A abordagem da Artrite Psoriática varia de acordo com o tipo e a gravidade. Além do Reumatologista, que é quem coordena a terapêutica, vários profissionais de saúde podem intervir em várias fases do tratamento, incluindo o Médico de Família, o Fisiatra, o Ortopedista, o Dermatologista, o Fisioterapeuta, o Terapeuta Ocupacional, o Nutricionista, o Podologista ou o Enfermeiro. Da actuação destes vários profissionais de saúde resultam variados tratamentos, desde exercício a talas para estabilização de articulações inflamadas, tratamentos locais, orais ou injectáveis, infiltrações articulares ou cirurgias ortopédicas, com o objectivo de diminuir a dor e a inflamação, reduzir a progressão da doença, melhorar a incapacidade e restaurar a função das articulações afectadas.
• Fisioterapia: É muitas vezes esquecida ou usada apenas em fases avançadas da doença, quando na verdade pode ser muito útil também nas fases iniciais. É eficaz no alívio da dor e da rigidez articular, permitindo o ensino de exercícios e a correcção de gestos e posturas que podem prevenir outros problemas futuros.

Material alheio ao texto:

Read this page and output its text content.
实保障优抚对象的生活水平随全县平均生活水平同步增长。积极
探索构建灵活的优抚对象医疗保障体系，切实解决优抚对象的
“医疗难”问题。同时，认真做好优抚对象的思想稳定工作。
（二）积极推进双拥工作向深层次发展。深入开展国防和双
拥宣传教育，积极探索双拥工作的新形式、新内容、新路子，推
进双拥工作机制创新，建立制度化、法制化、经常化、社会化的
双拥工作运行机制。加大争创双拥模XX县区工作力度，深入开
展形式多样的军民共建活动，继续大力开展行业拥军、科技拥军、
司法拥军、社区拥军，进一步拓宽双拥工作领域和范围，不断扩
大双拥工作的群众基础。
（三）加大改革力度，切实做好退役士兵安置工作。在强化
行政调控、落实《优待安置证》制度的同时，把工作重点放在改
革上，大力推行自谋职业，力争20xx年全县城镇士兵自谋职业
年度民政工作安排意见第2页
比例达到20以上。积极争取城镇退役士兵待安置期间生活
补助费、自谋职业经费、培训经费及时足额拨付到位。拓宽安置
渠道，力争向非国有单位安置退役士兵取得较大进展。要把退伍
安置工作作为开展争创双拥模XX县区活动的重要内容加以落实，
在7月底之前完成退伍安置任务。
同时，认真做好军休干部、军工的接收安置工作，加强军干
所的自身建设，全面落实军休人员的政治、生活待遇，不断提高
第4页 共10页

• Anti-Inflamatórios Não-Esteróides: São uma classe de medicamentos onde se inclui a Aspirina, o Ibuprofeno, o Naproxeno, o Diclofeac e os Coxibes, entre outros. Partilham propriedades analgésicas e anti-inflamatórias, sendo utilizados em diversas situações. Na artrite, são utilizados precocemente para o alívio da dor, da inflamação e da rigidez. Podem ocorrer efeitos adversos gastrointestinais, hepáticos e cardiovasculares, que a maior parte das vezes são evitados mediante terapêuticas protectoras ou adaptação do fármaco ao perfil de risco do doente. Também existem formulações de aplicação tópica – cremes, loções ou sistemas adesivos – que actuam directamente sobre a articulação ou tendão afectado, embora o benefício seja por vezes limitado.
• Injecções de Corticóides: a injecção de um corticóide directamente na articulação é um método muito eficaz de controlar a inflamação numa fase precoce, quando existem poucas articulações envolvidas e estas são de grande dimensão e fácil acesso, como o joelho. A melhoria da dor e a recuperação da mobilidade são habitualmente rápidos, e os efeitos secundários são mínimos.
• Corticoesteróides: São medicamentos com efeito anti-inflamatório poderoso, podendo ter um excelente efeito no tratamento de uma crise de agudização da artrite. São também utilizados a longo prazo em baixa dose para tentar manter um menor nível de inflamação articular, sem condicionar o aumento da toxicidade. Doses altas não devem ser utilizadas na Artrite Psoriática, porque posteriormente ao reduzir-se a dose podem ocorrer surtos de agravamento da psoríase.
• Fármacos Modificadores da Doença ou “Disease Modifying Anti-Rheumatic Drugs” (DMARDs): São um conjunto de medicamentos não relacionados entre si, mas que partilham a propriedade de reduzir a actividade inflamatória da doença a longo prazo, e deste modo prevenir a ocorrência de lesão articular. Os mais utilizados actualmente são a Sulfassalazina, o Metotrexato, e em menor escala a Leflunomida e a Ciclosporina, podendo a sua eficácia variar de acordo com o subtipo de Artrite Psoriática. De um modo geral, a maioria dos Reumatologistas utiliza a Salazopirina como primeira escolha, adicionando ou substituindo por Metotrexato mais tarde, se necessário.
• Agentes Biológicos: São fármacos obtidos através de biotecnologia, que têm como alvo uma molécula que desempenha um papel fundamental na amplificação do processo inflamatório na Artrite Psoriática – o TNFα, e que é comum a outras formas de artrite (Artrite Reumatóide, Espondilite Anquilosante) e à Psoríase. Actualmente existem três fármacos aprovados para o tratamento da Artrite Psoriática: o Etanercept, o Infliximab e o Adalimumab, habitualmente reservados aos doentes cuja doença não se consegue controlar com os tratamentos anteriores. São medicamentos extremamente dispendiosos, que requerem uma monitorização rigorosa, existindo recomendações específicas quanto ao seu início e à sua manutenção.
• Cirurgia Ortopédica: Nos doentes em que, apesar dos tratamentos e intervenções anteriores, ocorreu dano articular que resultou na perda de função de uma articulação ou em acentuada deformação, pode ser proposta a correcção cirúrgica. Esta consiste, na maioria das vezes, na substituição da articulação por uma prótese, como no caso do joelho e da anca, ou no realinhamento cirúgico da articulação, muitas vezes com fixação (denominada artrodese), como no caso do tornozelo ou das pequenas articulações dos dedos. A cirurgia habitualmente resulta na recuperação da função e melhoria da dor.